LAS VEGAS — Brad Keselowski raced to his third consecutive NASCAR Cup victory Sunday, persevering through a wreck-filled Sunday afternoon and roaring away from the field in overtime to claim the playoff opener.
Keselowski secured team owner Roger Penske’s 500th victory across all competitions with a resourceful performance amid trying circumstances and 99-degree Las Vegas heat.
“To start off the playoffs with a win, that’s really strong, let alone three in a row,” Keselowski said. “We nailed the pit stops and the restarts when it counted, and we were strong.”
Eight of the 16 playoff drivers had various problems in the opener of the 10-race postseason. Four playoff drivers failed to finish — including co-leader Kevin Harvick, who wrecked with 120 laps to go when he blew his right front tire.

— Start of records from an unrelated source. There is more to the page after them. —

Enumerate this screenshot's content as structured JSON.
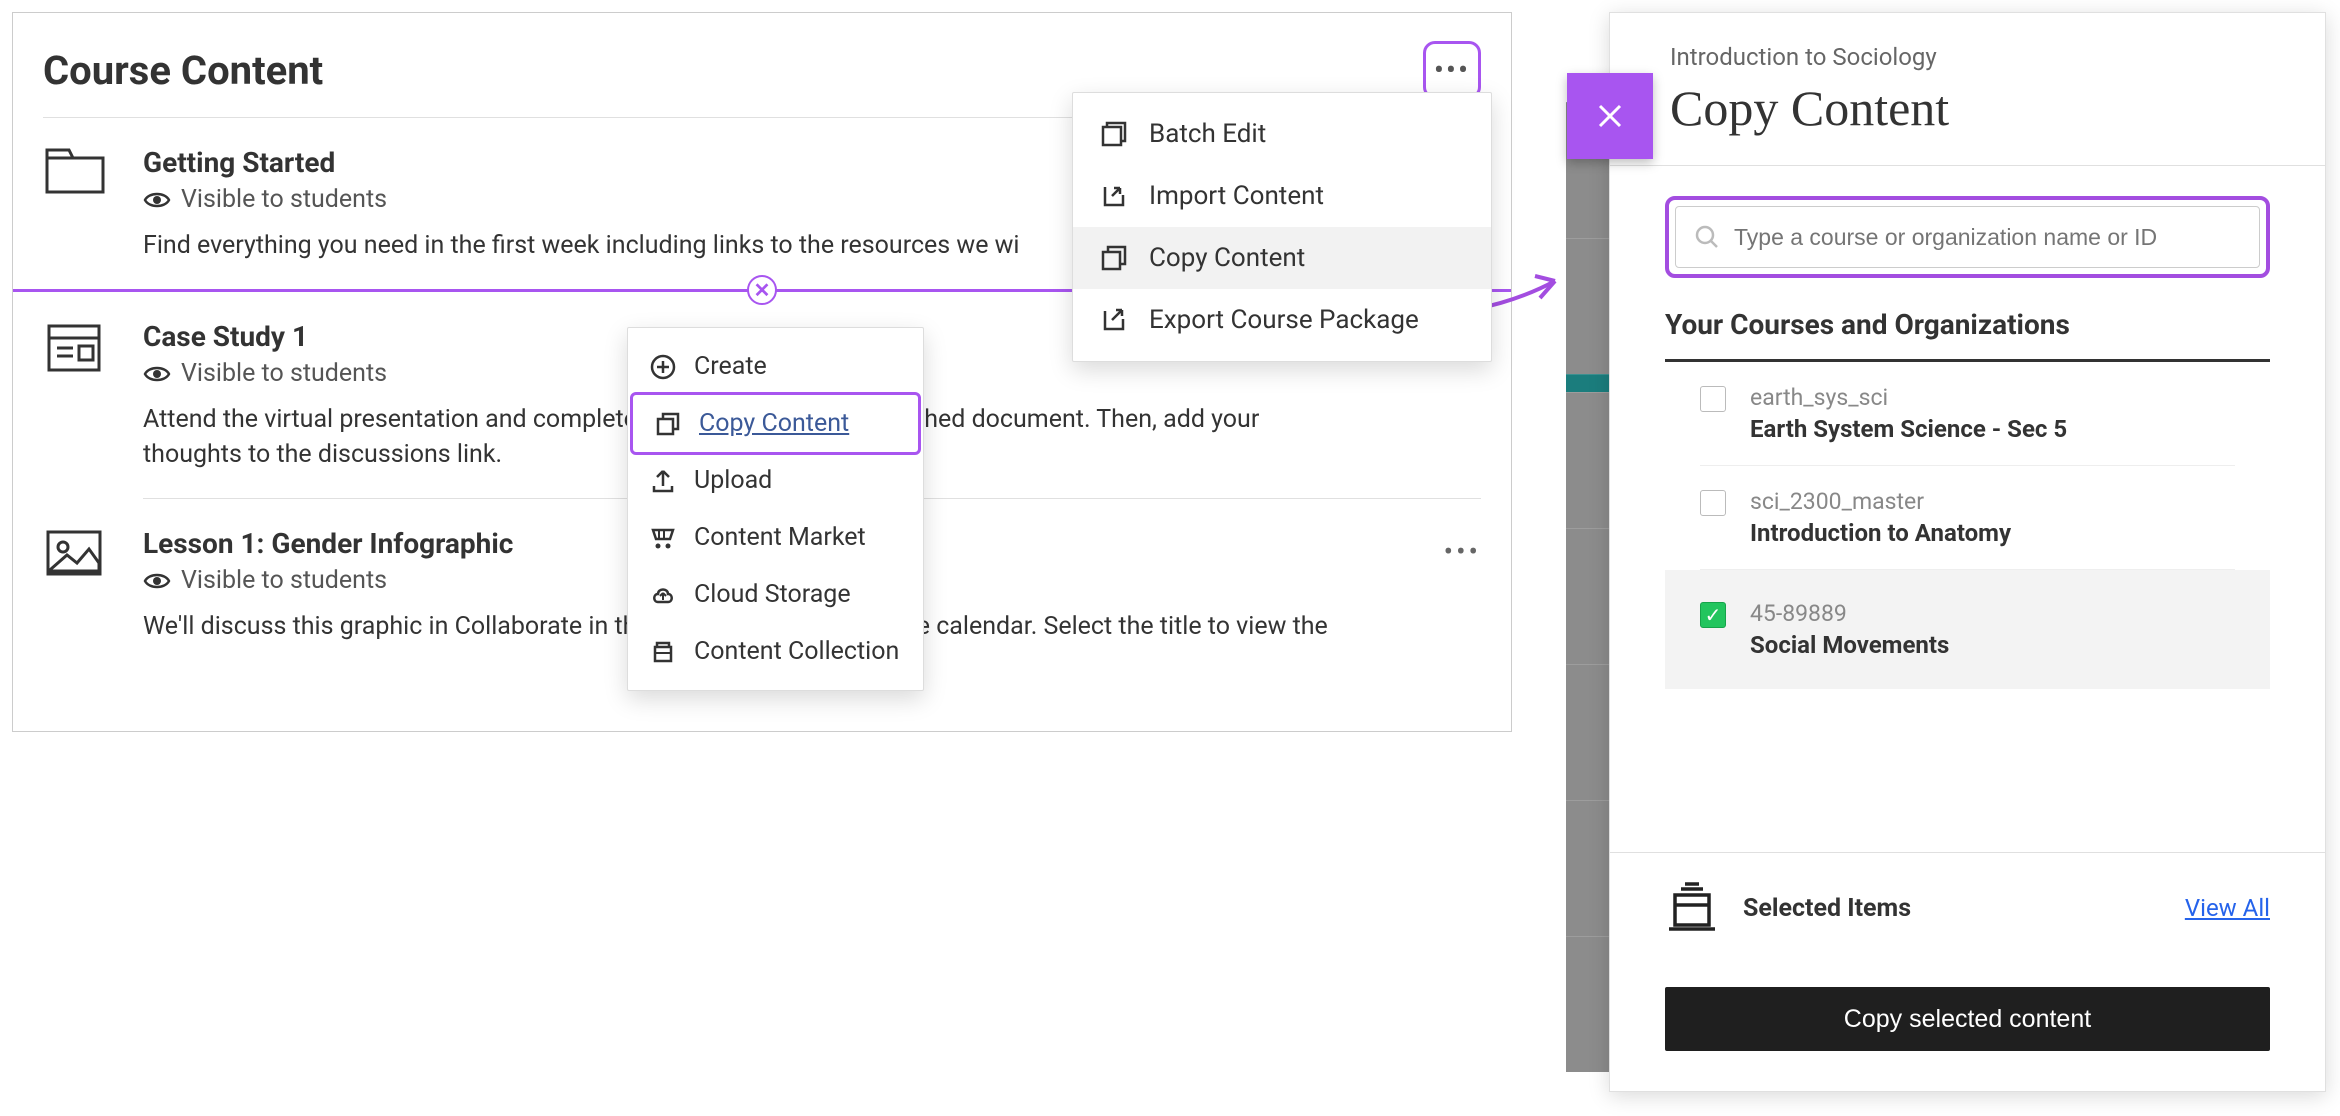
{
  "left": {
    "title": "Course Content",
    "items": [
      {
        "title": "Getting Started",
        "visibility": "Visible to students",
        "desc": "Find everything you need in the first week including links to the resources we wi"
      },
      {
        "title": "Case Study 1",
        "visibility": "Visible to students",
        "desc": "Attend the virtual presentation and complete the questions in the attached document. Then, add your thoughts to the discussions link."
      },
      {
        "title": "Lesson 1: Gender Infographic",
        "visibility": "Visible to students",
        "desc": "We'll discuss this graphic in Collaborate in the session scheduled in the calendar. Select the title to view the"
      }
    ]
  },
  "overflow_menu": {
    "items": [
      "Batch Edit",
      "Import Content",
      "Copy Content",
      "Export Course Package"
    ]
  },
  "context_menu": {
    "items": [
      "Create",
      "Copy Content",
      "Upload",
      "Content Market",
      "Cloud Storage",
      "Content Collection"
    ]
  },
  "right": {
    "subtitle": "Introduction to Sociology",
    "title": "Copy Content",
    "search_placeholder": "Type a course or organization name or ID",
    "section": "Your Courses and Organizations",
    "courses": [
      {
        "code": "earth_sys_sci",
        "name": "Earth System Science - Sec 5",
        "checked": false
      },
      {
        "code": "sci_2300_master",
        "name": "Introduction to Anatomy",
        "checked": false
      },
      {
        "code": "45-89889",
        "name": "Social Movements",
        "checked": true
      }
    ],
    "selected_label": "Selected Items",
    "view_all": "View All",
    "action": "Copy selected content"
  }
}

Michael McDowell and Kurt Busch wrecked with just two laps to go, forcing a red-flag stop and overtime. After the drivers refired their engines for the two-lap shootout, nobody could keep up with Keselowski’s Team Penske Ford.
“We did it, boss!” Keselowski shouted. “That’s quite a number, right? It’s really great to be a part of that, and to get the last one to get us there, that’s pretty great.”
Penske was in attendance for his landmark victory at Las Vegas Motor Speedway. He formed Team Penske in 1966, and it has fielded 50 winning drivers across 14 race series during the ensuing 52 years.
Keselowski won at Darlington and the Brickyard in consecutive weeks before Vegas. His late surge has added some intrigue into a NASCAR season dominated by the Big Three of Truex, Harvick and Kyle Busch, who finished seventh in Vegas even after skidding and plowing through the infield grass with 35 laps to go.
Truex moved into the overall points lead over Busch and Keselowski, who leapfrogged Harvick.
Harvick’s blowout also wrecked pole sitter Erik Jones, who couldn’t react quickly enough and rear-ended Harvick.
Harvick likely doesn’t need a fantastic result from the first set of playoff races to advance, but the veteran driver was still furious about his tire failure.
“We had a great car, and then you put a set of tires on it and you can’t hardly make it through the field,” he said. “I’m not happy about anything right now.”
Las Vegas has a second race this season for the first time, and the drivers learned that the track is much different in the waning days of summer. The temperature reached only 58 degrees during the annual March race, but the drivers were sweating in 99-degree heat from the start on Sunday.
The desert sun made the 1½-mile track even slicker than usual, and it appeared to wreak havoc with some teams’ tire pressure decisions.